“The haulers were that sector, which was initially the most vulnerable to Russia’s sanctions. However, recently they have adjusted to those changes quite well. Now the situation is getting more complicated and the haulers will have to look for some other arguments since it would be rather difficult to expect our transportation of goods to the East to recover any time soon in the current context,” Gitanas Nausėda, an adviser to SEB Bankas president, told BNS.
Earlier pessimistic forecast of SEB Bankas, which said that the losses of the transport sector alone might reach up to 0.5 percent of GDP as a result of Russia’s sanctions, might actually come true, he said. However, Nausėda still expects these losses not to exceed 0.5 percent.
Indrė Genytė-Pikčienė, chief analyst with DNB Bankas, told BNS that Lithuania would lose its competitive edge versus other countries of the region due to Russia’s restrictions.
“What is really a matter of concern is that Lithuania spoils its image, as a re-exporter, and, accordingly, loses competition with other Central and Eastern European countries.
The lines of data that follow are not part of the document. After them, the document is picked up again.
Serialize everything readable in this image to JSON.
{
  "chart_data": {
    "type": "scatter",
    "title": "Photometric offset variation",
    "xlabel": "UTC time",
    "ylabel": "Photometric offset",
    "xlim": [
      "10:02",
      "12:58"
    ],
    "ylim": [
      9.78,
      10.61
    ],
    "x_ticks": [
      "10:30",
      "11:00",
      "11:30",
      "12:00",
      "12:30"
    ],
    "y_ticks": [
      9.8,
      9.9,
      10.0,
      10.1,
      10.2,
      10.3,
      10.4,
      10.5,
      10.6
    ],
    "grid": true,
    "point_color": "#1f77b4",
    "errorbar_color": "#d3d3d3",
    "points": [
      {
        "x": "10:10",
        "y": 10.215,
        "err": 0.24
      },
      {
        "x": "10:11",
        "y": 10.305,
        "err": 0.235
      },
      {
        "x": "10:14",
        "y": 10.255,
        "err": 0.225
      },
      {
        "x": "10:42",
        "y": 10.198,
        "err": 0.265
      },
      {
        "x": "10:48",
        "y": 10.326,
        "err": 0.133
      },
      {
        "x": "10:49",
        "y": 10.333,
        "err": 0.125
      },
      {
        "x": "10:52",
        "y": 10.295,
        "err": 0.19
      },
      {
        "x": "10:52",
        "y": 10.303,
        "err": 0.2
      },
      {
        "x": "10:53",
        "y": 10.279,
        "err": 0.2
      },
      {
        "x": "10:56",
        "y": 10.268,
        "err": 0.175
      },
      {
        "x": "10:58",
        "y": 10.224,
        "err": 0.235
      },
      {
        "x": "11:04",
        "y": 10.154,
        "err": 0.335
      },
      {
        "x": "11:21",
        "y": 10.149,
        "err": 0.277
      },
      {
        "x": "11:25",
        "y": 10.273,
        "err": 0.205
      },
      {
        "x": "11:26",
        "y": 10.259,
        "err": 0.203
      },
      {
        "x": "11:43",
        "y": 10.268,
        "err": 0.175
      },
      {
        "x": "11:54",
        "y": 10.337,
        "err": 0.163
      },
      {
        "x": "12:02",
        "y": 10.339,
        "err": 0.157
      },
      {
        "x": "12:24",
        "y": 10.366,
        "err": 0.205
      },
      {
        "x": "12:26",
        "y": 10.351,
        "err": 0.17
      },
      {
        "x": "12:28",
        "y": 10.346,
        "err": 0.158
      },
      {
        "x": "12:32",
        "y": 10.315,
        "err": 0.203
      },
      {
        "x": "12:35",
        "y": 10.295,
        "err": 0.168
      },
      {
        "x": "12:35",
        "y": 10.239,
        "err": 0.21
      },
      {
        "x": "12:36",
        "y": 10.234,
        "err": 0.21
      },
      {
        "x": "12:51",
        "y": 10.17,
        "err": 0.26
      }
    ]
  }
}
That corridor of goods was very convenient for us and now we are becoming less attractive for the suppliers of goods since those measures are targeted against Lithuania,” she told BNS.
According to Genytė-Pikčienė, transport services provided to Russia last year accounted for 28 percent of Lithuania’s total exports of transport services.
A representative of the Lithuanian Industrialists’ Confederation agreed that stepped-up checks of Lithuanian trucks at the Russian border might affect the national economy.
According to Sigitas Besagirskas, transport sector provided nearly 10 percent of the country’s GDP and was second only to industry’s contribution to the national output.
Prime Minister Algirdas Butkevičius said in a radio interview on Tuesday that new obstacles that Russia was creating by subjecting Lithuanian vehicles to thorough checks at the border might cause problems to the country’s economy.